It’s a lot, especially as Blair makes herself increasingly vulnerable and provides a window to her pain and fear through both the raw video diaries she shoots herself and the unvarnished moments she allows Fleit to capture. (The filmmaker has alopecia, an autoimmune condition that causes hair loss; both her sensitivity and sense of humor shine through in her documentary feature debut.) “Introducing, Selma Blair” is frequently a tough viewing experience, and it should be. What is the documentary form if not a mechanism to show us the truth of how others live? The honesty on display here is crucial, both for people who have no idea what multiple sclerosis is and for those who may be suffering themselves from the disease, in which the immune system attacks the protective covering of the nerves.
But whenever the film seems be on the verge of turning maudlin, Blair shifts the tone through some biting, self-deprecating quip that instantly lightens the mood. Her self-awareness, and her frequent willingness to laugh at herself in the saddest situations, cut the tension. When we first see her, she’s donning a turban and applying severe makeup to dress like Norma Desmond for an interview at her Studio City, California, home. She uses this flair for the dramatic to disarm us throughout. But what’s truly compelling—devastating, actually—is the transformation she allows us to witness as she sits in a cocoon-like red chair and describes her condition. A sweet, white terrier mix snoozes contentedly in her lap. At first, she cracks snappy jokes about the importance of walking with a stylish cane and speaks eloquently about how she hopes her illness will inspire her to become a better person in her late 40s. But the second her comfort dog hops off and scampers away, we can practically see the mask fall. It’s as someone flipped a switch. Suddenly her speech is halting and slurry. She’s twitchy and self-conscious. “Now the fatigue happens,” she strains to articulate. It’s painful for her and for us as viewers, but she wants us to see this, because this is her reality. Eventually, a whimper: “I don’t have anything more,” she concludes.

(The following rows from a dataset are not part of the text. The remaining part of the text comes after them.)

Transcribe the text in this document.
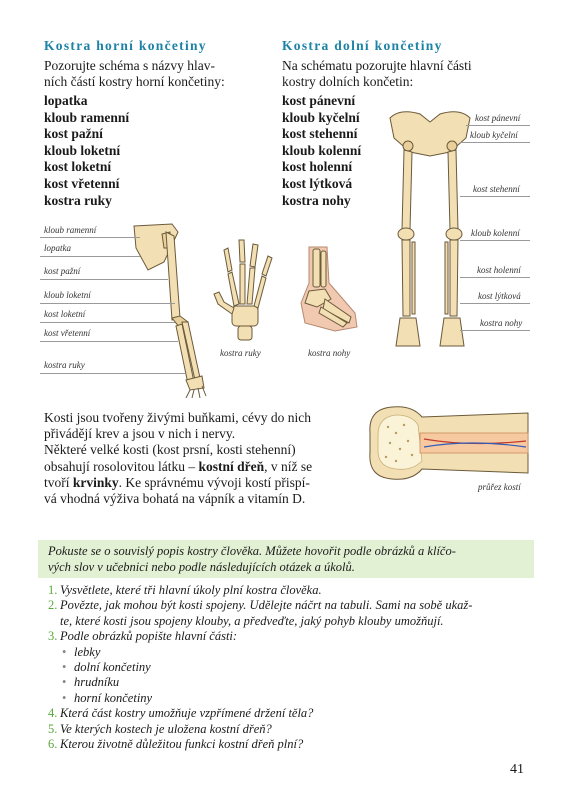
Kostra horní končetiny
Pozorujte schéma s názvy hlav-
ních částí kostry horní končetiny:
lopatka
kloub ramenní
kost pažní
kloub loketní
kost loketní
kost vřetenní
kostra ruky
Kostra dolní končetiny
Na schématu pozorujte hlavní části
kostry dolních končetin:
kost pánevní
kloub kyčelní
kost stehenní
kloub kolenní
kost holenní
kost lýtková
kostra nohy
kloub ramenní
lopatka
kost pažní
kloub loketní
kost loketní
kost vřetenní
kostra ruky
kostra ruky	kostra nohy
kost pánevní
kloub kyčelní
kost stehenní
kloub kolenní
kost holenní
kost lýtková
kostra nohy
Kosti jsou tvořeny živými buňkami, cévy do nich
přivádějí krev a jsou v nich i nervy.
Některé velké kosti (kost prsní, kosti stehenní)
obsahují rosolovitou látku – kostní dřeň, v níž se
tvoří krvinky. Ke správnému vývoji kostí přispí-
vá vhodná výživa bohatá na vápník a vitamín D.
průřez kostí

Pokuste se o souvislý popis kostry člověka. Můžete hovořit podle obrázků a klíčo-

vých slov v učebnici nebo podle následujících otázek a úkolů.

1. Vysvětlete, které tři hlavní úkoly plní kostra člověka.
2. Povězte, jak mohou být kosti spojeny. Udělejte náčrt na tabuli. Sami na sobě ukaž-
te, které kosti jsou spojeny klouby, a předveďte, jaký pohyb klouby umožňují.
3. Podle obrázků popište hlavní části:
• lebky
• dolní končetiny
• hrudníku
• horní končetiny
4. Která část kostry umožňuje vzpřímené držení těla?
5. Ve kterých kostech je uložena kostní dřeň?
6. Kterou životně důležitou funkci kostní dřeň plní?
41
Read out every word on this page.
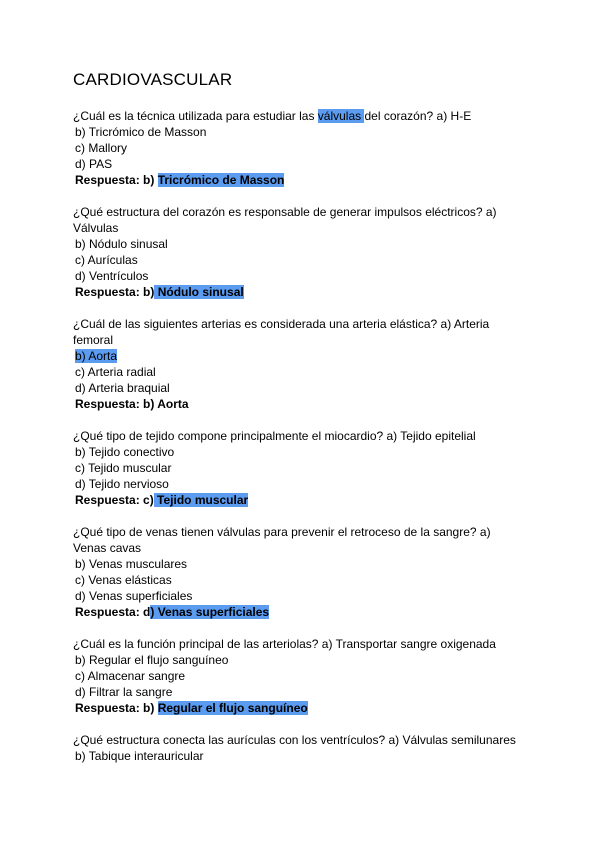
CARDIOVASCULAR
¿Cuál es la técnica utilizada para estudiar las válvulas del corazón? a) H-E
b) Tricrómico de Masson
c) Mallory
d) PAS
Respuesta: b) Tricrómico de Masson
¿Qué estructura del corazón es responsable de generar impulsos eléctricos? a)
Válvulas
b) Nódulo sinusal
c) Aurículas
d) Ventrículos
Respuesta: b) Nódulo sinusal
¿Cuál de las siguientes arterias es considerada una arteria elástica? a) Arteria
femoral
b) Aorta
c) Arteria radial
d) Arteria braquial
Respuesta: b) Aorta
¿Qué tipo de tejido compone principalmente el miocardio? a) Tejido epitelial
b) Tejido conectivo
c) Tejido muscular
d) Tejido nervioso
Respuesta: c) Tejido muscular
¿Qué tipo de venas tienen válvulas para prevenir el retroceso de la sangre? a)
Venas cavas
b) Venas musculares
c) Venas elásticas
d) Venas superficiales
Respuesta: d) Venas superficiales
¿Cuál es la función principal de las arteriolas? a) Transportar sangre oxigenada
b) Regular el flujo sanguíneo
c) Almacenar sangre
d) Filtrar la sangre
Respuesta: b) Regular el flujo sanguíneo
¿Qué estructura conecta las aurículas con los ventrículos? a) Válvulas semilunares
b) Tabique interauricular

Just as illuminating are the moments she shares with her son, for whom she gives every bit of energy in her body to have an impromptu dance party or a game of dodgeball. When he tells her around age seven that he’s frightened of what she’ll look like without hair—because she must undergo agonizing chemotherapy in preparation for the stem-cell treatment—she makes the most inspired and terrifying mom move I’ve ever seen by handing him scissors and clippers and letting him trim it off himself. (My kid’s almost 12 and I wouldn’t let him anywhere near my head with a pair of scissors.) These moments may seem superficially uplifting, but they carry an undercurrent of melancholy—as is true so often throughout the film—because they so clearly reflect Blair’s intention to be a totally different kind of mom than the one she had. She’s candid about the darkness and rage she believes she inherited from her hypercritical mother, and to learn that she’s doubted herself all these years is heartbreaking.